共通の文化圏に属する日中韓三国が歩むべきは、小異を捨てて大同に就き、ともに栄える道である。守之助の唱えたパン・アジアの精神は、そんな未来を目指していたに違いない。
同じく秋恵園に「世阿弥の母の像」がある。ずいぶん唐突な印象を受ける。説明がないので調べてみた。
面白いことに、同じ像が伊賀市守田町の木津川近くの世阿弥公園にある。行ったことはないのだが、昭和50年に建てられ、「観世発祥の顕彰と共に、永富氏遠祖を永く追慕することは意義深いことと思う」との守之助の銘文が添えられているという。
永富氏と世阿弥の観世家とは何か関係があるらしい。伊賀の旧家に伝わった「上島家文書」の情報を整理すると、次のような系図が作成できる。今田哲夫・伊藤ていじ『永富家の人びと』鹿島研究所出版会より
永富家と世阿弥の関係は、「上島家文書」の屋鋪絵図における次の文言を根拠としている。
コノヤシキ元清入道正平十八歳霜月十二日生、母播磨国揖保庄永富左衛門六郎女
元清入道、すなわち世阿弥は正平18年(1363)に播磨国揖保庄の永富氏の娘を母として伊賀に生まれた、という。それゆえ母の像が、生家のある播磨と嫁ぎ先の伊賀の両方に建てられているのだ。
しかも、世阿弥の父、観阿弥は楠木正成の姉か妹の子だともいう。ビッグネームに連なるすセレブな家系だ。系図の内容は確かにすごいが、すごいだけに「出来過ぎ」との評価もある。
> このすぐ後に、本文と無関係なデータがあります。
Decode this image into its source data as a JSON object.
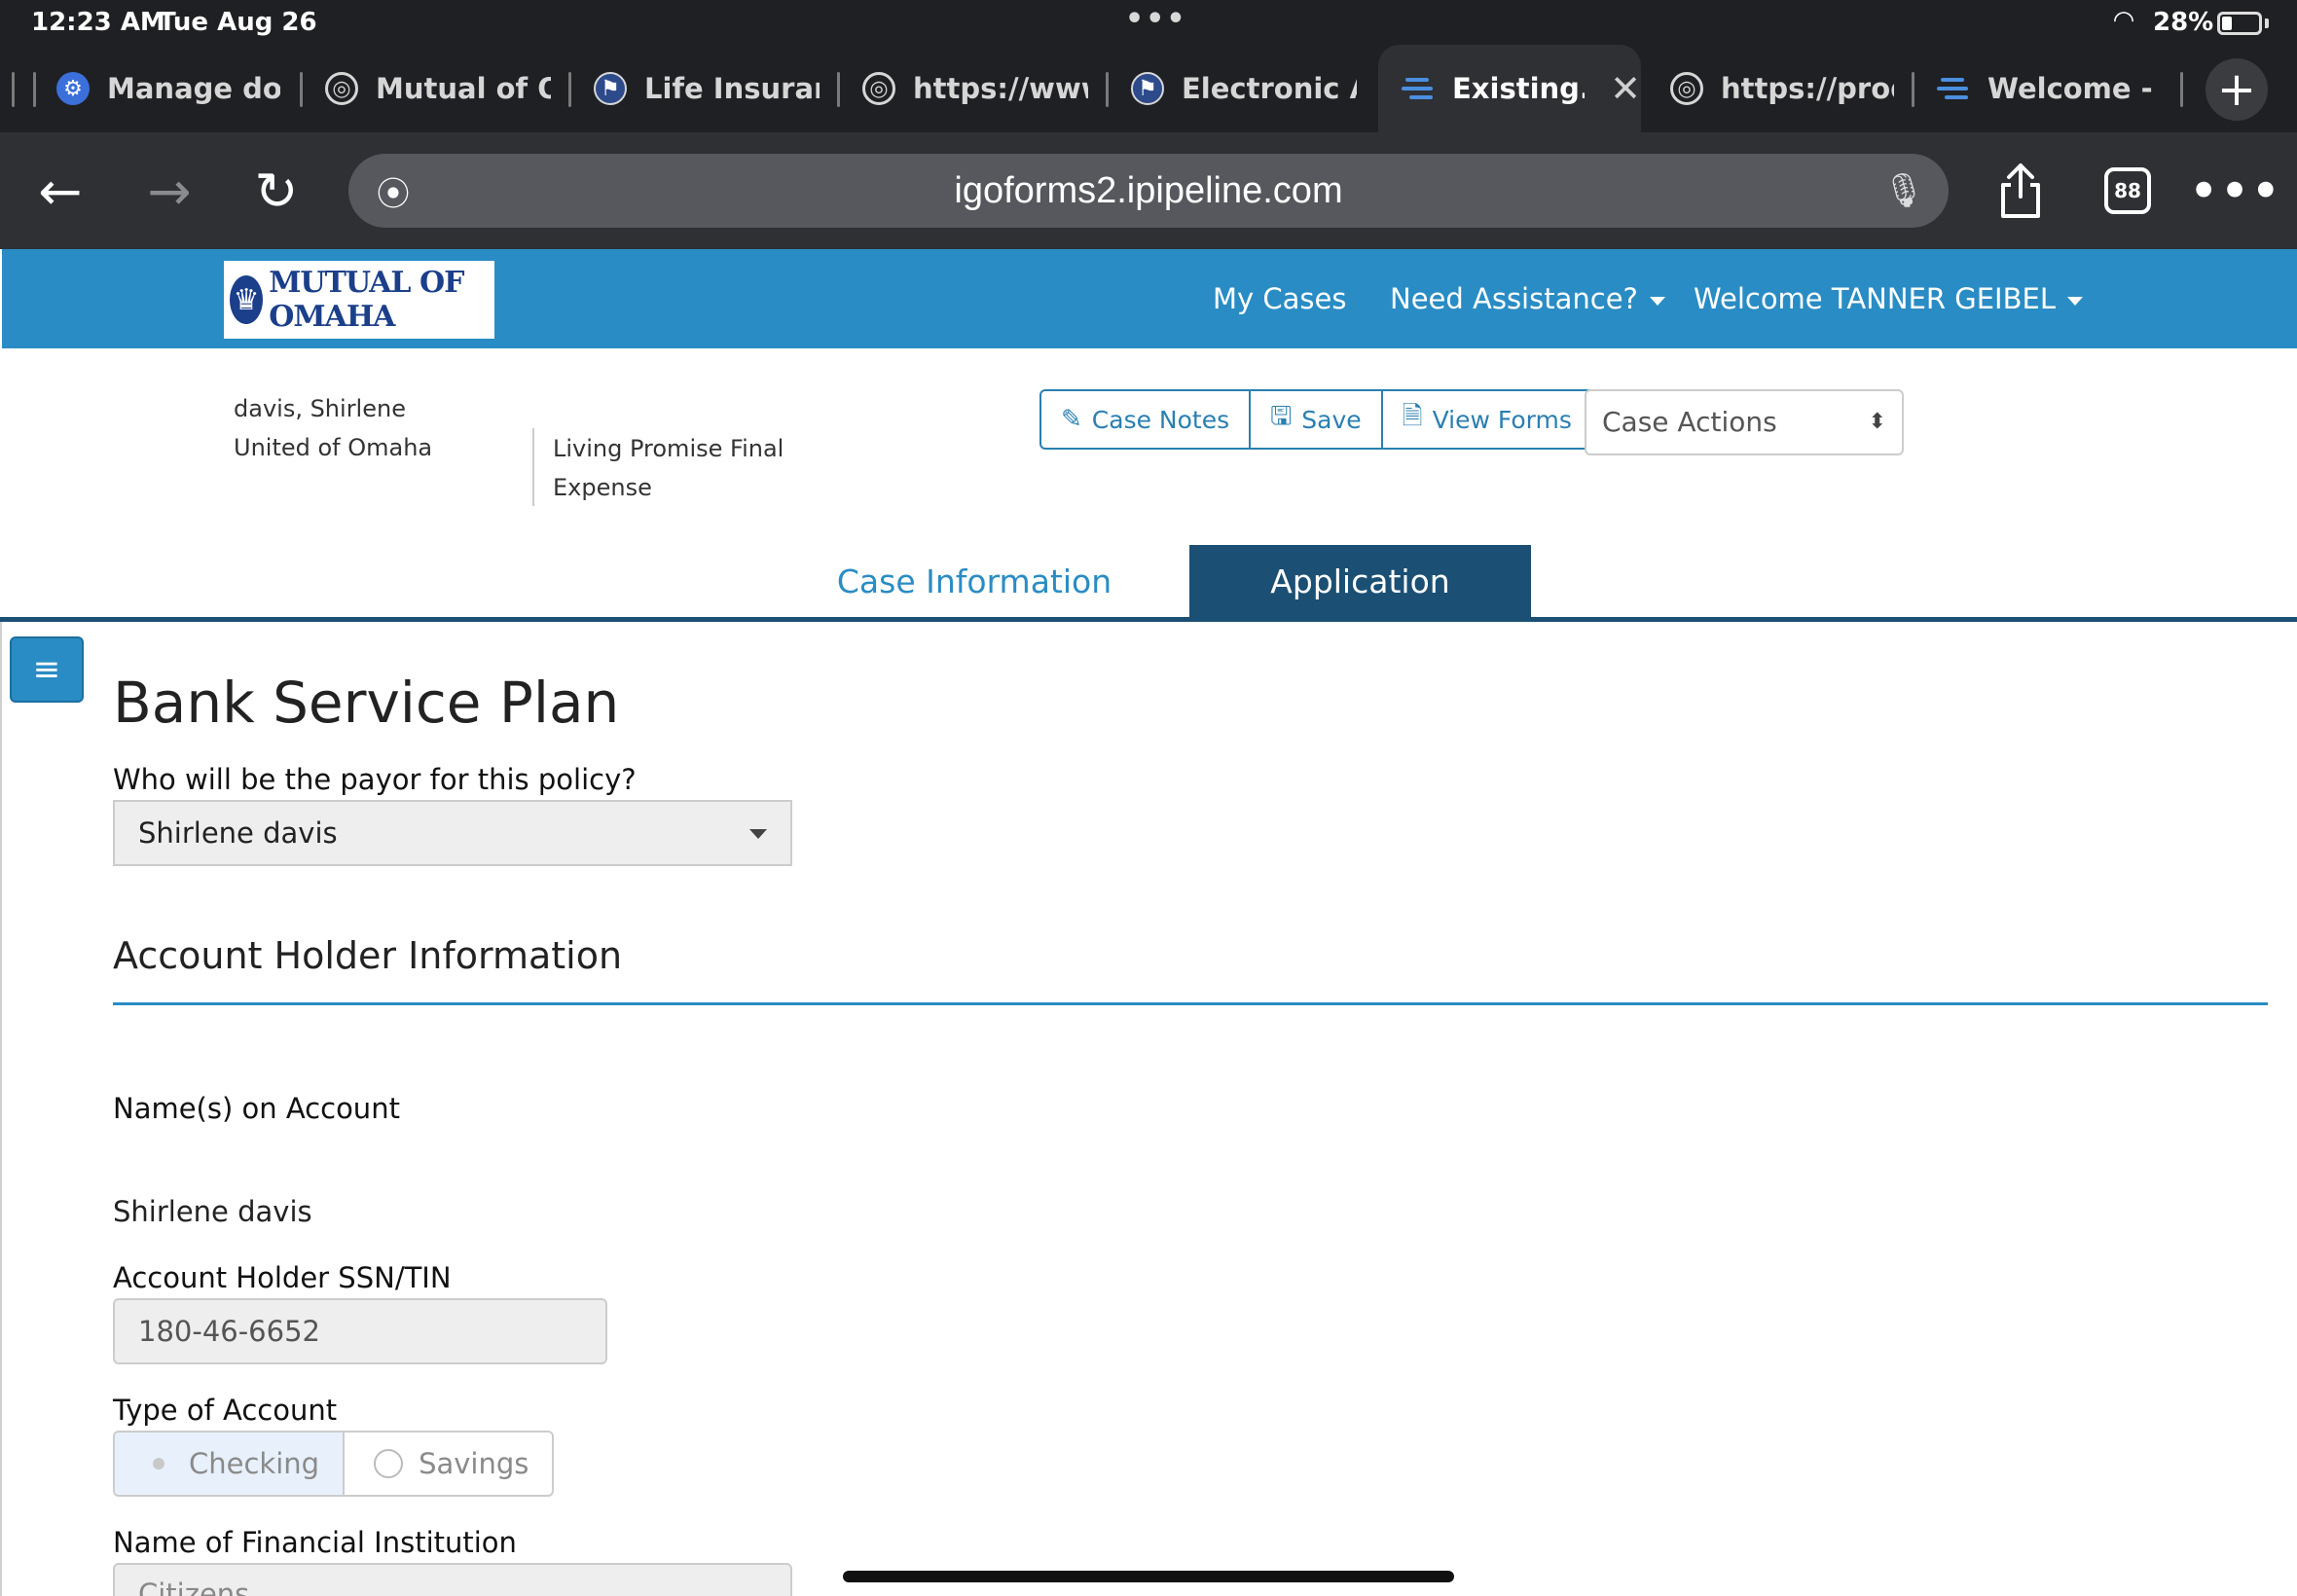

伊賀ではなく大和出身と考える研究者も多い。
それでも伊賀市は、観阿弥・世阿弥生誕の地とPRしている。たつの市も、世阿弥の母の里と称している。奈良県磯城郡川西町大字結崎の面塚(めんづか)のあたりが世阿弥の生誕地だともいう。
伝説の地がいくつもあるのは、それだけ世阿弥にあやかりたい人が多いということだ。鹿島守之助もその一人なのだろう。
美しく手入れされた永富家住宅と秋恵園。ここで学べることの奥の深さには恐れ入る。単に文化財級の古い建物かと思えば、この家の出身者が鹿島守之助で、思想は汎アジア主義、先祖に世阿弥の母がいるという。小さな旅ながらもスケール感があるのが魅力的だ。